L'immigrazione non è come a'nuttata. Non passa. Una verità confermata dagli ultimi dati Eurostat dell'11 febbraio scorso sulle rimesse monetarie che i lavoratori stranieri hanno inviato dall'Europa verso i paesi di origine. Nel 2008, nonostante la crisi economica deflagrata nella seconda metà dell'anno, sono infatti cresciute, anche se di poco, rispetto al 2007 passando da 31,3 a 31,8 miliardi di euro.
Cifre importanti in valore assoluto, ma che assumono ancor maggiore significato se si considera che nel giro di appena quattro anni sono quasi raddoppiate rispetto ai 19,4 miliardi del 2004. Che la loro componente extra-europea è di gran lunga quella maggioritaria e con la più forte crescita (nel 2008 rispetto al 2004 le rimesse infracomunitarie sono passate da 7,9 a 9,3 miliardi, mentre quelle dei lavoratori non comunitari sono salite, nello stesso periodo, da 11,5 a 22,5 miliardi). Che nella classifica per paesi 2008, le rimesse dall'Italia occupano, come già nel 2007, il secondo posto dietro la Spagna e distanziano di molte lunghezze quelle effettuate da paesi d'immigrazione storica come la Francia e la Germania. Soprattutto per quanto riguarda i flussi monetari diretti al di là dei confini della Ue. Che dire? Almeno due cose.
La prima riguarda il nostro paese.

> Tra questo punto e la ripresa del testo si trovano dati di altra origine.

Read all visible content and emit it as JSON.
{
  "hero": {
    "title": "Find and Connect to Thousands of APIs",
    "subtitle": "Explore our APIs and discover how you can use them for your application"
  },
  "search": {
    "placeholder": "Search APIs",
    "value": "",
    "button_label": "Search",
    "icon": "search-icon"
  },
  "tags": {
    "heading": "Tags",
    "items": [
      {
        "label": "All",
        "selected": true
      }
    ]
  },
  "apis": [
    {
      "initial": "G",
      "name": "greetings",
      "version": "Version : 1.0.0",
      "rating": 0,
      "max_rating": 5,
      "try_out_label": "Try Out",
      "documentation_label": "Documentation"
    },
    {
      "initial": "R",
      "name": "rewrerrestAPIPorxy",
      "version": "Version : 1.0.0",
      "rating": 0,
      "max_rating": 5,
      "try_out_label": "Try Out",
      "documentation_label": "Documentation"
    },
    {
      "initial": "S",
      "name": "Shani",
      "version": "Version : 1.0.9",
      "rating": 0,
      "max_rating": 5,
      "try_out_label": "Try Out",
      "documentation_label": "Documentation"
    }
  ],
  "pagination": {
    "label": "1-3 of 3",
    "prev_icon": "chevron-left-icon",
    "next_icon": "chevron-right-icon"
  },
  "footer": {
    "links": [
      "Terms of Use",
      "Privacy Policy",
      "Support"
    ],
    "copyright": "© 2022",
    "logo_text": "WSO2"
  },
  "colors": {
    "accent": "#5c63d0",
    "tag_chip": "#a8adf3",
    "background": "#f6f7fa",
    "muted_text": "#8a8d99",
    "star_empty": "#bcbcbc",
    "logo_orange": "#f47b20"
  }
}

Il sovrappiù di difficoltà che l'Italia evidenzia nel governo dell'immigrazione deriva, oltre che dalle sue storiche e ben note inadeguatezze gestionali e amministrative, dall'impressionante rapidità e dai ritmi assai accelerati con cui questo fenomeno ha preso da noi prima piede e poi forma. Un processo che altrove ha avuto i tempi della storia da noi è invece avvenuto in meno di venti anni. Con il risultato di farci scalare d'un balzo, anche se impreparati, le prime posizioni della hit parade mondiale delle nazioni d'immigrazione.
La seconda riguarda, invece, il modo d'essere e di funzionare dell'immigrazione. Cominciamo col dire che le rimesse non vengono effettuate dagli ultimi arrivati, ma dallo stock di quelli già da tempo presenti. Se il ciclo negativo dell'economia rallenta l'arrivo dei primi, il vero perno restano i secondi. Tenuto conto anche del fatto che, essendo le rimesse una frazione relativamente piccola dei redditi degli immigrati, la loro gestione presenta caratteristiche di flessibilità in grado di fronteggiare anche i momenti meno positivi del ciclo economico.
Ma soprattutto, altro fattore che dà continuità alle rimesse, nonostante abbiano preso piede in Europa come in altre parti del mondo politiche di forte restrizione agli ingressi, l'immigrazione già presente si è andata nel tempo stabilizzando, allungando di molto gli anni medi di permanenza all'estero. Con l'aggiunta che il timore di un possibile "tutti a casa", rafforzato proprio dalla crisi, ha spinto molti a inviare verso la madrepatria quanto più denaro possibile.
Ultimo e più inquietante tassello di questo quadro è rappresentato dall'imponente area del lavoro nero e irregolare, soprattutto nei servizi, che cresce proprio nei momenti più acuti di crisi. E per il quale non c'è nulla di meglio e di più appetibile della disponibilità quasi assoluta di coloro, come gli immigrati, che pur di guadagnare rinunciano, più facilmente dei nazionali, alle coperture previdenziali e assicurative e a qualche ora di pausa in più.